Scheveningen

Het weekend nadat de “Claes Teunisz” was teruggekeerd uit Terschelling, konden we al weer vertrekken voor het volgende evenement. Vlaggetjesdag te Scheveningen.

Op donderdagavond 10 juni werd de “Claes Teunisz” op het strand gezet, met ’s nachts een wachtsman aan boord. Rekening houdend met het getij was het vertrek bepaald op vrijdag rond 5.30 uur.

Hoewel er vrijwel geen wind was, stond er een flinke branding. Er werd even flink gediscussieerd wat de beste plaats was om te water te gaan en op het juiste moment reed Willem de pinck te water en trok de sliphaak los. De “Claes Teunisz” gleed om 5.35 uur in het zeetje. Onderweg stond een hoge deining, maar de reis ging voorspoedig.

Maar vlakbij Scheveningen — ter hoogte van de wandelpier — draaide wind vrij plotseling en nam toe tot ZW 4/5. Er ontstond een korte steile zee.
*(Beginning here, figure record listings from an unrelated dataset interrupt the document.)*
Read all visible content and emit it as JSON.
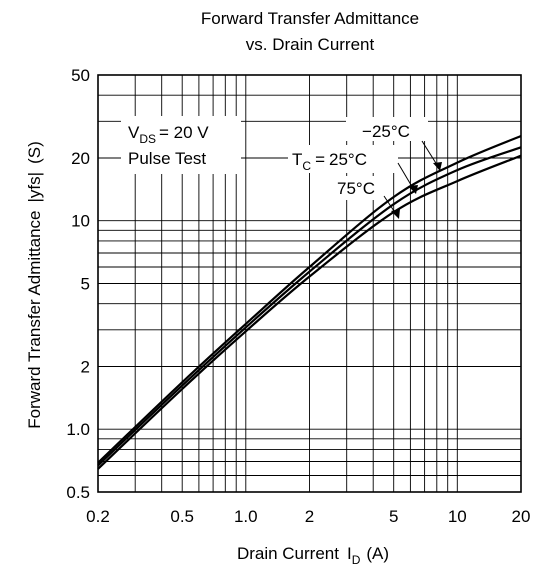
{
  "chart_data": {
    "type": "line",
    "title_line1": "Forward Transfer Admittance",
    "title_line2": "vs. Drain Current",
    "xlabel": "Drain Current",
    "xlabel_symbol": "I",
    "xlabel_sub": "D",
    "xlabel_unit": "(A)",
    "ylabel": "Forward Transfer Admittance",
    "ylabel_symbol": "|yfs|",
    "ylabel_unit": "(S)",
    "x_scale": "log",
    "y_scale": "log",
    "xlim": [
      0.2,
      20
    ],
    "ylim": [
      0.5,
      50
    ],
    "grid": true,
    "x_ticks": [
      {
        "value": 0.2,
        "label": "0.2"
      },
      {
        "value": 0.5,
        "label": "0.5"
      },
      {
        "value": 1,
        "label": "1.0"
      },
      {
        "value": 2,
        "label": "2"
      },
      {
        "value": 5,
        "label": "5"
      },
      {
        "value": 10,
        "label": "10"
      },
      {
        "value": 20,
        "label": "20"
      }
    ],
    "y_ticks": [
      {
        "value": 0.5,
        "label": "0.5"
      },
      {
        "value": 1,
        "label": "1.0"
      },
      {
        "value": 2,
        "label": "2"
      },
      {
        "value": 5,
        "label": "5"
      },
      {
        "value": 10,
        "label": "10"
      },
      {
        "value": 20,
        "label": "20"
      },
      {
        "value": 50,
        "label": "50"
      }
    ],
    "conditions": {
      "vds_symbol": "V",
      "vds_sub": "DS",
      "vds_value": "= 20 V",
      "pulse": "Pulse Test"
    },
    "tc_symbol": "T",
    "tc_sub": "C",
    "tc_prefix": "=",
    "series": [
      {
        "name": "−25°C",
        "x": [
          0.2,
          0.5,
          1,
          2,
          5,
          10,
          20
        ],
        "y": [
          0.69,
          1.68,
          3.2,
          6.0,
          13.0,
          19.0,
          25.5
        ]
      },
      {
        "name": "25°C",
        "x": [
          0.2,
          0.5,
          1,
          2,
          5,
          10,
          20
        ],
        "y": [
          0.67,
          1.62,
          3.08,
          5.7,
          12.0,
          17.5,
          22.5
        ]
      },
      {
        "name": "75°C",
        "x": [
          0.2,
          0.5,
          1,
          2,
          5,
          10,
          20
        ],
        "y": [
          0.645,
          1.56,
          2.95,
          5.4,
          11.0,
          15.5,
          20.5
        ]
      }
    ]
  }
}
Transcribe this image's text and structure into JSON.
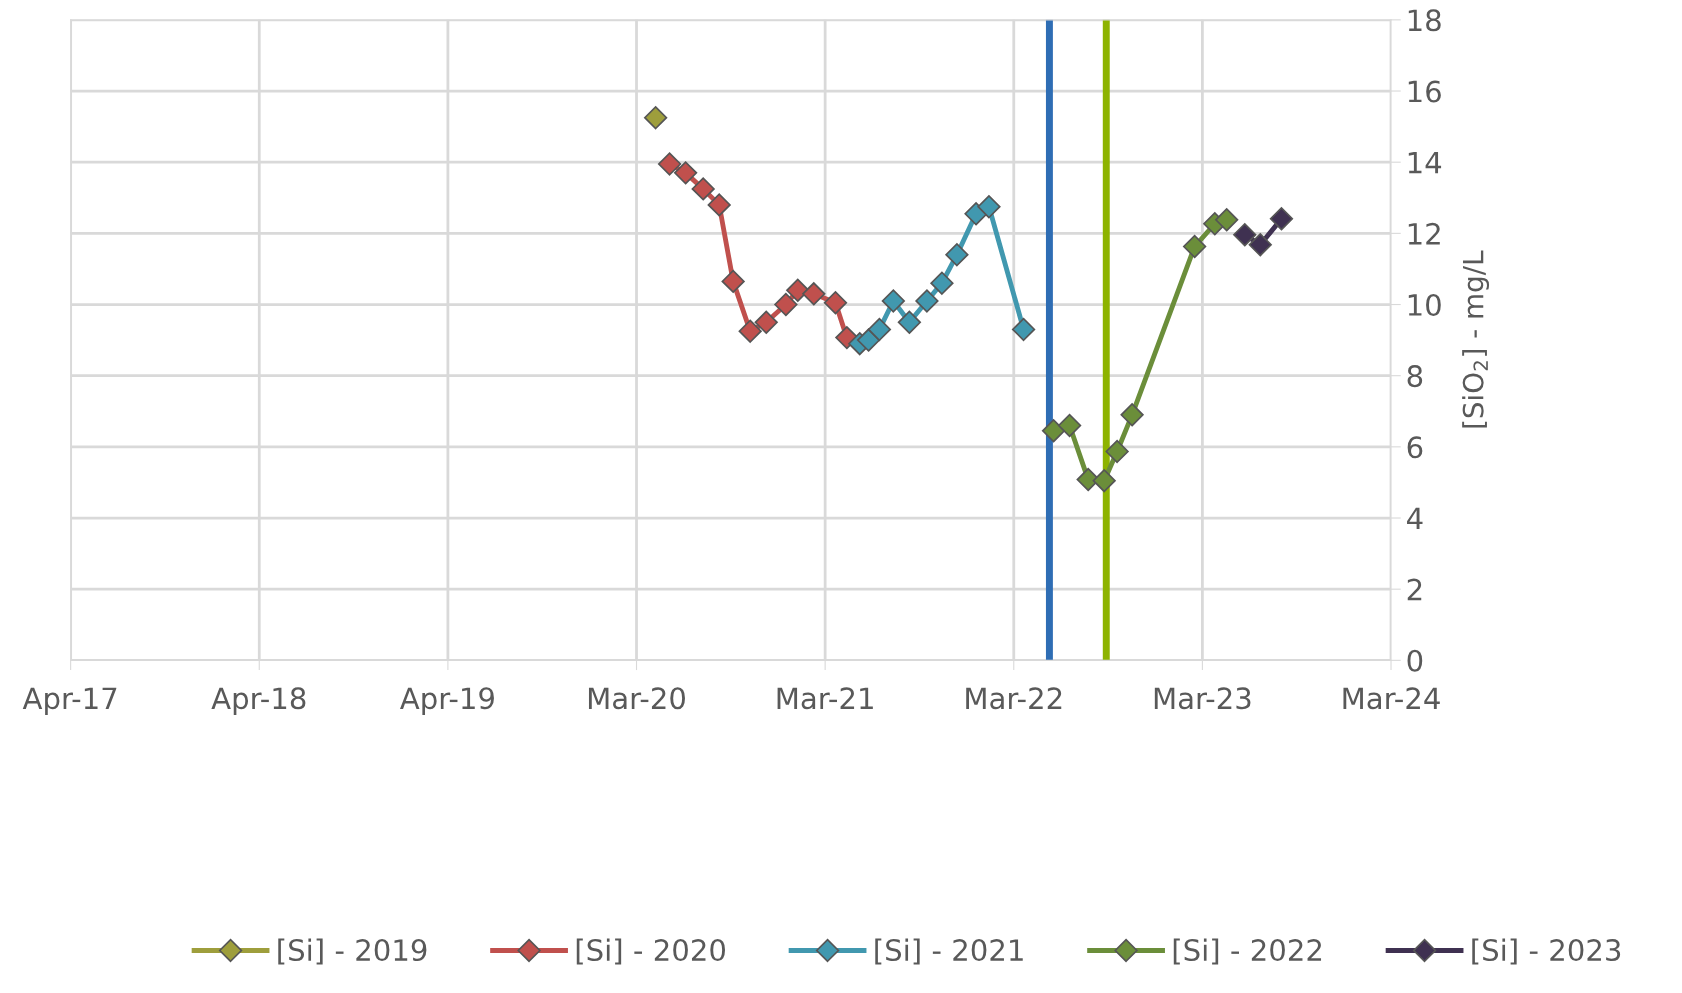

De pinck nam flink wat buiswater over, maar gelukkig was het afdekzeil over het voorschip gespannen. Drie kwartier later liep de “Claes Teunisz” de haven binnen. De pinck werd in de Scheveningse haven tijdelijk afgemeerd aan een sleepboot. De wind ruimde naar het NW en nam verder toe tot kracht 6.

De volgende dag, zaterdag de 12e, was het vlaggetjesdag. Na het optuigen in een mooie ochtendzon met weinig wind, nam de pinck deel aan het Admiraal-varen in de haven, maar ging niet naar buiten voor de vlootschouw. De wind was namelijk weer toegenomen tot NW 6.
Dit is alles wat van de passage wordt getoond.